UK retailer Tesco has released what it is calling a “climate change manifesto” to tackle cutting both energy consumption and food waste while fostering healthy food habits for its customers.
The supermarket’s CEO, Ken Murphy, outlined the new strategic plan last week that will further focus on cutting emissions, transitions to electric vehicles and boosting sustainability in food production as it tries to meet its climate goals by 2035.
“In this critical decade for tackling climate change, it’s vital we challenge ourselves to be more ambitious in our aims and accelerate progress against them,” Murphy said. “At Tesco, we’re playing our part by creating a better basket for our customers and the planet. No one business can tackle these challenges alone. We must take collective action as a food industry to drive the transformational changes necessary to meet the UK’s climate commitments.”
Thanks to its efforts and a partnership with the World Wildlife Fund that started three years ago, Tesco already has reduced absolute emissions by 50% over the past five years, bettering their target by 15%.
“This new manifesto from Tesco, outlining the actions it is taking to address these systemic issues, is a positive step towards the UK’s transition to a net-zero future,” said Tanya Steele, CEO of the WWF. “Our global food and farming systems are a major cause of nature’s decline. Retailers and their supply chains have a critical role to play in tackling the climate crisis by reducing emissions and ensuring the food on our plates doesn’t drive nature loss at home and overseas.

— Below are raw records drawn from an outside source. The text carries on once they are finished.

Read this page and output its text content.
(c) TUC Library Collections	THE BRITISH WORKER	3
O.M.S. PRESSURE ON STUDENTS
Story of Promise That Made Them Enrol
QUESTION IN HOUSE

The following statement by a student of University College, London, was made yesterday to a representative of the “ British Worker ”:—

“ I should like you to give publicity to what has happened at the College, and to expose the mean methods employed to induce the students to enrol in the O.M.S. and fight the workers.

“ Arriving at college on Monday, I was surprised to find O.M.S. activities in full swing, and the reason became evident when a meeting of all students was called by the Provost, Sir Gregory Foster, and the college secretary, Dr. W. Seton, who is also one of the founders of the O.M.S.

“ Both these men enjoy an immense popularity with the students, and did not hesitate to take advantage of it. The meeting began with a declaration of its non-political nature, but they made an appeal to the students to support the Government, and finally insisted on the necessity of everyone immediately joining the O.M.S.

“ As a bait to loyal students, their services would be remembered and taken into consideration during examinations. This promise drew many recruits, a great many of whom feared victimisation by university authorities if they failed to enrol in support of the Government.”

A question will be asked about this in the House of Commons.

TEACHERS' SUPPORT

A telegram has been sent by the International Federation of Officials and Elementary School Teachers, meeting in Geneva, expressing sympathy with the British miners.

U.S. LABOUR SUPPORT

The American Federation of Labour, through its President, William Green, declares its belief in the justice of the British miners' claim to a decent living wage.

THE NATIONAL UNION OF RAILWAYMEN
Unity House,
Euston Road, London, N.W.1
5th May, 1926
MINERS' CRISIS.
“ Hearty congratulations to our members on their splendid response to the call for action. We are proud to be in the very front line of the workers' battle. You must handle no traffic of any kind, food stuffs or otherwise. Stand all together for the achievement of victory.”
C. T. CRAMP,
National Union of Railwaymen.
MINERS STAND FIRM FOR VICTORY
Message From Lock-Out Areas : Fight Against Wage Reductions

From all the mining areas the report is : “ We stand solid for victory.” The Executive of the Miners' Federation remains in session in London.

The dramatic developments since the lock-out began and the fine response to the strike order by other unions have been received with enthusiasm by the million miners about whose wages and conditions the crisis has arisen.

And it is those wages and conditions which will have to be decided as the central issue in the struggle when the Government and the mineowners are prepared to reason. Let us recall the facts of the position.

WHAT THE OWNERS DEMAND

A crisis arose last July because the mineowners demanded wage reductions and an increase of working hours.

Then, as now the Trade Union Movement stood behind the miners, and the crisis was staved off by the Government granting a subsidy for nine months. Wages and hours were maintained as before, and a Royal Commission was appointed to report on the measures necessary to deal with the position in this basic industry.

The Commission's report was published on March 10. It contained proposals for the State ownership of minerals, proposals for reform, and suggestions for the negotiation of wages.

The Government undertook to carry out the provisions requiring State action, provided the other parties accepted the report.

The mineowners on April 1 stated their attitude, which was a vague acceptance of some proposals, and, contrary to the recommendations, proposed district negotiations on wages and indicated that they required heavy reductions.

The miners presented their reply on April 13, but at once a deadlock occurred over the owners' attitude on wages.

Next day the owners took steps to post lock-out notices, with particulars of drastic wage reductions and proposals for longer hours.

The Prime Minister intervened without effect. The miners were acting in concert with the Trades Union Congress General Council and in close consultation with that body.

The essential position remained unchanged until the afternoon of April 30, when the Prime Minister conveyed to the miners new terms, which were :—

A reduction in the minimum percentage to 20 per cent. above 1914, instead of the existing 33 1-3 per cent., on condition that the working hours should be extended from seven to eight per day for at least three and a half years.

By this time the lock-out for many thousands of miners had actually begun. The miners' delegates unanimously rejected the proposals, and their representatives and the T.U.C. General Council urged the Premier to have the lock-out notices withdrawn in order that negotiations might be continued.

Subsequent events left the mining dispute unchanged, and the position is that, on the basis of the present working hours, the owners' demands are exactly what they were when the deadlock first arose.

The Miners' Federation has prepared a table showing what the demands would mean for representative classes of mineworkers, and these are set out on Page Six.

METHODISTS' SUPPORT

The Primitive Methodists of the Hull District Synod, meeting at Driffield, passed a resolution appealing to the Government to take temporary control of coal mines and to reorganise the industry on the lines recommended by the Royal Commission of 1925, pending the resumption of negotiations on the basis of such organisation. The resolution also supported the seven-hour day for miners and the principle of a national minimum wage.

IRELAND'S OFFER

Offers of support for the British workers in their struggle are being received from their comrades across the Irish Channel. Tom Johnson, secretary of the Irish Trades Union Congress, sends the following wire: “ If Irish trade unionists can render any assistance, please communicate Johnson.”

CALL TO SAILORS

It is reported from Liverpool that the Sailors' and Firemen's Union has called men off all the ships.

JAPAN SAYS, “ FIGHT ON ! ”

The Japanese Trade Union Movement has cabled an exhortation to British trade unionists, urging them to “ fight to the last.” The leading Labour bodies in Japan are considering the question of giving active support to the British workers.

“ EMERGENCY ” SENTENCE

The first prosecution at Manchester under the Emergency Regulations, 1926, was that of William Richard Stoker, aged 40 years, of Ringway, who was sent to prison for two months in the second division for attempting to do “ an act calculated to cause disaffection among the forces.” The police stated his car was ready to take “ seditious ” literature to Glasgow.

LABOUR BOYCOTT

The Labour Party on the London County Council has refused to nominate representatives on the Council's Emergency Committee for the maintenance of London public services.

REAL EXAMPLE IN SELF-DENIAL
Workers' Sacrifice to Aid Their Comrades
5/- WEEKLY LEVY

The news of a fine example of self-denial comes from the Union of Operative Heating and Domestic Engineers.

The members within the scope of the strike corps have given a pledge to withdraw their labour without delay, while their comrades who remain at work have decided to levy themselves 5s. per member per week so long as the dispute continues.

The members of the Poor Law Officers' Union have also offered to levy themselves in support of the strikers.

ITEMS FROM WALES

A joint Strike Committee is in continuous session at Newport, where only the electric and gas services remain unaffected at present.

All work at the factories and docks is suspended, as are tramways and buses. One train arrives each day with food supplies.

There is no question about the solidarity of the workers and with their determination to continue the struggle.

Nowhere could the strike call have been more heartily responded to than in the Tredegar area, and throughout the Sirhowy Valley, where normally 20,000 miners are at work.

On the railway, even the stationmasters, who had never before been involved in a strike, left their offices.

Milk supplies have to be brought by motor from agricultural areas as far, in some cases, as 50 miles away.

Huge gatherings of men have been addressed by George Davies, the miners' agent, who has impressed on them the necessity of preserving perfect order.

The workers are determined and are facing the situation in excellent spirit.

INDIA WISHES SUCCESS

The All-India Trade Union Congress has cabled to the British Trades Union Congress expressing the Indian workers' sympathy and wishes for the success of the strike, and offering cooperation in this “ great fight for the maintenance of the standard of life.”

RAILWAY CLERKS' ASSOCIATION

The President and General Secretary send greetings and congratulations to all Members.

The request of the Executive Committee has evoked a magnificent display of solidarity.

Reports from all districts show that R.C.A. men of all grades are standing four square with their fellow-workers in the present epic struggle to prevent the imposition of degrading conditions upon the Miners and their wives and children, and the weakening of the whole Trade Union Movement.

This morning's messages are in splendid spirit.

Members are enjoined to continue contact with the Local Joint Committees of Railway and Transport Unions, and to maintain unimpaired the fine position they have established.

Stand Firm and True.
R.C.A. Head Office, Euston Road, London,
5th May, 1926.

If we are to safeguard our future, we must transform the way we produce and consume food.”
Ahead of the COP26 Climate Change Summit in Glasgow, Tesco said it plans to:
- “Switch to renewable energy across all its operations by 2030. It already uses 100% renewable electricity in the UK and Europe.
- Partner with renewable energy investors to launch new renewable power generation projects and creating new offsite UK solar and wind farms.
- Launch its first fleet of 30 electric home delivery vans, switching to a fully electric delivery fleet by 2028.
- Roll out 2,400 charging points for customers across 600 stores.”